Over 30 days, the helicopter will make up to five flights. Much of the time will be sitting around waiting for solar panels to recharge the batteries.

The first is to go up about a few feet and hover for up to 30 seconds, then land. Subsequent flights will be longer, higher, farther. On the fifth flight, if everything works, Ingenuity will go up about 15 feet, fly out 500 feet and then return back to where it started. It has two cameras: a downward-facing, black-and-white one for keeping track of where it is; and a color one for oblique views of the landscape. The flight will last a minute and a half.

Once the flights are done, Ingenuity will be left at its final landing site, and Perseverance will drive off for the rest of its mission.

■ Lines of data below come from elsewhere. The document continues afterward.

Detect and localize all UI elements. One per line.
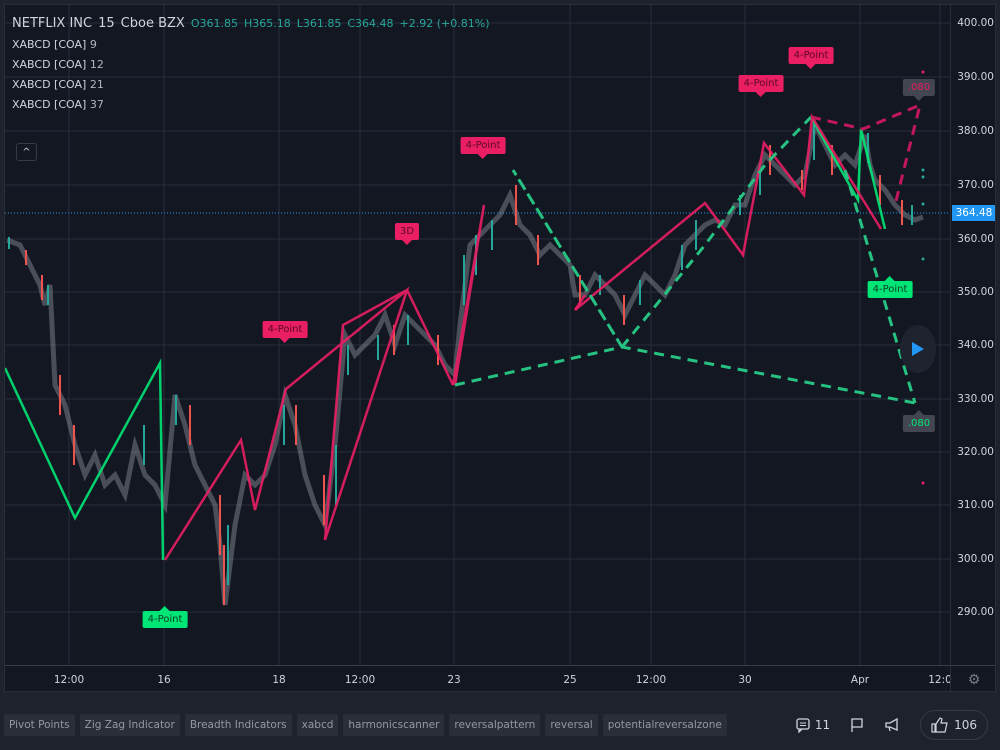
open-value: O361.85 <box>190 17 238 30</box>
change-value: +2.92 (+0.81%) <box>399 17 490 30</box>
price-tick: 380.00 <box>957 125 994 137</box>
price-tick: 300.00 <box>957 553 994 565</box>
tag-chip[interactable]: Breadth Indicators <box>184 714 292 736</box>
comment-icon <box>796 718 810 733</box>
close-value: C364.48 <box>347 17 394 30</box>
flag-icon <box>851 718 863 732</box>
price-tick: 330.00 <box>957 393 994 405</box>
indicator-legend-item[interactable]: XABCD [COA] 9 <box>12 38 97 51</box>
idea-actions: 11 106 <box>795 710 996 740</box>
price-tick: 340.00 <box>957 339 994 351</box>
price-tick: 400.00 <box>957 17 994 29</box>
time-tick: 18 <box>272 674 286 686</box>
idea-footer: Pivot Points Zig Zag Indicator Breadth I… <box>0 700 1000 750</box>
tag-chip[interactable]: harmonicscanner <box>343 714 445 736</box>
chart-settings-button[interactable]: ⚙ <box>950 665 995 691</box>
share-button[interactable] <box>884 717 900 733</box>
price-tick: 390.00 <box>957 71 994 83</box>
comments-button[interactable]: 11 <box>795 717 830 733</box>
prz-ratio-tag: .080 <box>902 79 936 101</box>
low-value: L361.85 <box>296 17 342 30</box>
time-tick: 12:00 <box>53 674 85 686</box>
like-button[interactable]: 106 <box>920 710 988 740</box>
time-tick: 23 <box>447 674 461 686</box>
report-button[interactable] <box>850 717 864 733</box>
play-replay-button[interactable] <box>900 325 936 373</box>
price-tick: 360.00 <box>957 233 994 245</box>
gear-icon: ⚙ <box>967 671 981 688</box>
time-tick: 30 <box>738 674 752 686</box>
pattern-tag: 4-Point <box>788 47 834 69</box>
chart-plot[interactable]: NETFLIX INC 15 Cboe BZX O361.85 H365.18 … <box>5 5 950 665</box>
pattern-tag: 4-Point <box>262 321 308 343</box>
indicator-legend-item[interactable]: XABCD [COA] 21 <box>12 78 104 91</box>
interval: 15 <box>98 16 115 31</box>
collapse-legend-button[interactable]: ^ <box>16 143 37 161</box>
chart-area[interactable]: NETFLIX INC 15 Cboe BZX O361.85 H365.18 … <box>4 4 996 692</box>
tag-chip[interactable]: potentialreversalzone <box>602 714 727 736</box>
pattern-tag: 4-Point <box>460 137 506 159</box>
play-icon <box>912 342 924 356</box>
pattern-tag: 4-Point <box>867 276 913 298</box>
time-tick: 12:0 <box>928 674 952 686</box>
likes-count: 106 <box>954 718 977 732</box>
symbol-header[interactable]: NETFLIX INC 15 Cboe BZX O361.85 H365.18 … <box>12 16 489 31</box>
high-value: H365.18 <box>243 17 291 30</box>
tag-chip[interactable]: Zig Zag Indicator <box>79 714 180 736</box>
indicator-legend-item[interactable]: XABCD [COA] 37 <box>12 98 104 111</box>
megaphone-icon <box>885 717 898 732</box>
indicator-legend-item[interactable]: XABCD [COA] 12 <box>12 58 104 71</box>
prz-ratio-tag: .080 <box>902 410 936 432</box>
price-tick: 350.00 <box>957 286 994 298</box>
tag-chip[interactable]: reversalpattern <box>449 714 541 736</box>
chevron-up-icon: ^ <box>22 146 31 158</box>
symbol-name[interactable]: NETFLIX INC <box>12 16 93 31</box>
exchange: Cboe BZX <box>120 16 185 31</box>
time-tick: 12:00 <box>344 674 376 686</box>
tag-chip[interactable]: xabcd <box>296 714 339 736</box>
pattern-tag: 4-Point <box>142 606 188 628</box>
tags-list: Pivot Points Zig Zag Indicator Breadth I… <box>4 714 727 736</box>
time-tick: 12:00 <box>635 674 667 686</box>
time-tick: 16 <box>157 674 171 686</box>
price-tick: 310.00 <box>957 499 994 511</box>
time-tick: 25 <box>563 674 577 686</box>
thumbs-up-icon <box>931 717 948 733</box>
last-price-label: 364.48 <box>952 205 995 221</box>
time-tick: Apr <box>850 674 870 686</box>
time-axis[interactable]: 12:00 16 18 12:00 23 25 12:00 30 Apr 12:… <box>5 665 952 691</box>
tag-chip[interactable]: reversal <box>545 714 598 736</box>
chart-legend: NETFLIX INC 15 Cboe BZX O361.85 H365.18 … <box>12 16 489 111</box>
pattern-tag: 3D <box>394 223 420 245</box>
pattern-tag: 4-Point <box>738 75 784 97</box>
comments-count: 11 <box>814 718 831 732</box>
price-axis[interactable]: 400.00 390.00 380.00 370.00 360.00 350.0… <box>950 5 995 665</box>
tag-chip[interactable]: Pivot Points <box>4 714 75 736</box>
price-tick: 290.00 <box>957 606 994 618</box>
price-tick: 320.00 <box>957 446 994 458</box>
price-tick: 370.00 <box>957 179 994 191</box>
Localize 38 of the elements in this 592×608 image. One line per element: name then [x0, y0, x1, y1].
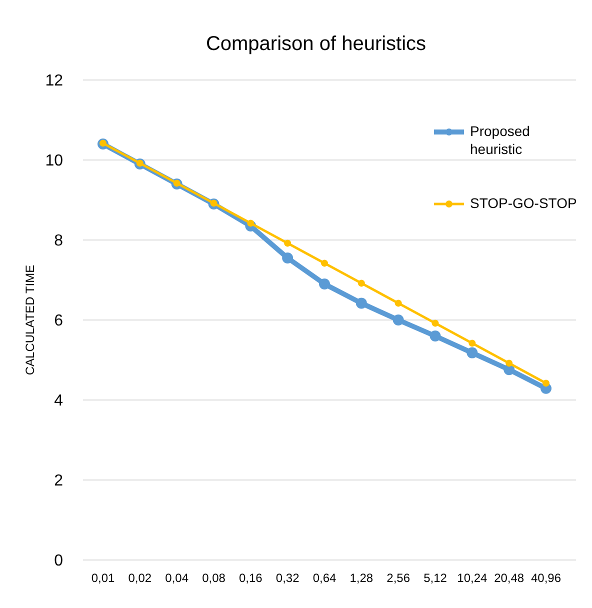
point: [468, 340, 476, 347]
x-tick-label: 0,04: [165, 571, 189, 585]
x-tick-label: 0,02: [128, 571, 152, 585]
point: [542, 380, 550, 387]
y-tick-label: 6: [54, 312, 64, 330]
x-tick-label: 0,64: [312, 571, 336, 585]
x-tick-label: 40,96: [530, 571, 562, 585]
x-tick-label: 0,32: [276, 571, 300, 585]
x-tick-label: 0,01: [91, 571, 115, 585]
x-tick-label: 5,12: [424, 571, 448, 585]
y-tick-label: 10: [45, 152, 64, 170]
point: [506, 360, 513, 367]
x-tick-label: 0,16: [238, 571, 263, 585]
point: [358, 280, 365, 287]
x-tick-label: 10,24: [457, 571, 488, 585]
point: [319, 278, 330, 290]
x-tick-label: 1,28: [350, 571, 374, 585]
point: [284, 240, 292, 247]
legend-label: STOP-GO-STOP: [470, 195, 577, 211]
legend-label: Proposed heuristic: [470, 123, 530, 157]
point: [356, 298, 367, 309]
x-tick-label: 20,48: [494, 571, 524, 585]
y-tick-label: 8: [54, 232, 64, 250]
x-tick-label: 0,08: [202, 571, 226, 585]
point: [432, 320, 439, 327]
point: [321, 260, 328, 267]
y-tick-label: 4: [54, 392, 64, 410]
point: [394, 300, 402, 307]
y-tick-label: 0: [54, 552, 64, 570]
chart-title: Comparison of heuristics: [206, 33, 426, 55]
y-tick-label: 12: [45, 72, 64, 90]
point: [430, 330, 441, 342]
x-tick-label: 2,56: [386, 571, 410, 585]
point: [466, 347, 478, 358]
point: [392, 314, 404, 326]
y-tick-label: 2: [54, 472, 64, 490]
point: [282, 252, 294, 264]
y-axis-title: CALCULATED TIME: [23, 264, 37, 376]
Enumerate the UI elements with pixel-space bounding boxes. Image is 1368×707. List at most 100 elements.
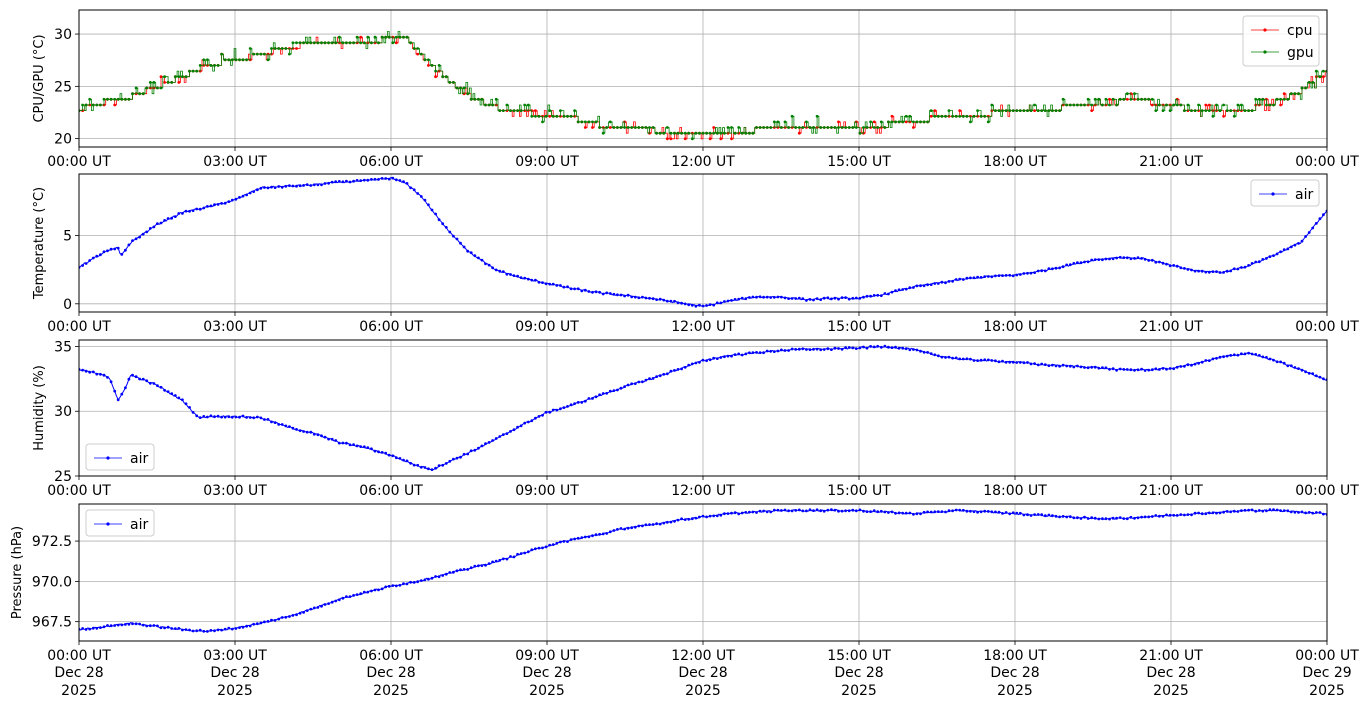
data-point bbox=[1282, 248, 1286, 252]
data-point bbox=[933, 109, 937, 112]
x-tick-label: 03:00 UT bbox=[203, 483, 267, 499]
data-point bbox=[1204, 359, 1208, 362]
data-point bbox=[965, 276, 969, 280]
data-point bbox=[1243, 352, 1247, 356]
data-point bbox=[444, 226, 448, 229]
data-point bbox=[822, 509, 826, 513]
data-point bbox=[641, 126, 644, 129]
data-point bbox=[1314, 69, 1318, 73]
data-point bbox=[195, 207, 199, 211]
data-point bbox=[127, 243, 131, 247]
data-point bbox=[277, 185, 281, 188]
data-point bbox=[890, 346, 894, 349]
data-point bbox=[530, 419, 534, 423]
legend: air bbox=[85, 509, 155, 537]
data-point bbox=[833, 346, 837, 350]
data-point bbox=[830, 508, 833, 512]
data-point bbox=[605, 126, 609, 129]
data-point bbox=[377, 41, 380, 45]
data-point bbox=[1168, 513, 1172, 517]
data-point bbox=[976, 275, 979, 279]
data-point bbox=[737, 352, 741, 356]
data-point bbox=[1029, 271, 1033, 275]
x-tick-label: 00:00 UT bbox=[1295, 648, 1359, 664]
data-point bbox=[619, 527, 623, 530]
data-point bbox=[181, 398, 184, 402]
data-point bbox=[919, 284, 922, 288]
chart-panel-2: 00:00 UT 03:00 UT 06:00 UT 09:00 UT 12:00 UT… bbox=[32, 173, 1359, 335]
data-point bbox=[633, 382, 637, 385]
data-point bbox=[901, 346, 905, 350]
data-point bbox=[740, 131, 744, 135]
data-point bbox=[1022, 513, 1026, 517]
data-point bbox=[448, 230, 452, 234]
x-tick-year-label: 2025 bbox=[997, 683, 1033, 699]
data-point bbox=[284, 184, 288, 188]
data-point bbox=[370, 178, 373, 181]
data-point bbox=[548, 282, 552, 286]
data-point bbox=[220, 52, 224, 56]
data-point bbox=[1076, 516, 1079, 520]
data-point bbox=[737, 297, 741, 301]
data-point bbox=[477, 564, 480, 568]
data-point bbox=[566, 114, 569, 118]
data-point bbox=[1140, 97, 1143, 101]
data-point bbox=[1026, 109, 1029, 112]
data-point bbox=[305, 41, 309, 45]
data-point bbox=[879, 509, 883, 513]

Ms. Aung said that the technology could be adapted to a bigger craft, up to about 30 pounds in weight instead of four. That might be large enough to carry a couple of pounds of cameras and other instruments.

Already, NASA has plans for sending Dragonfly, a nuclear-powered rotorcraft to Titan, the largest moon of Saturn. But Titan has a thick atmosphere, so flying there does not pose the same technological challenges as Mars.

Even if future helicopters are headed to Mars, they will almost certainly never be a viable mode of transportation for astronauts there.

“You wouldn’t envision extending it to where you can fly humans like you can on Earth,” Ms. Aung said. “There just isn’t enough atmosphere.”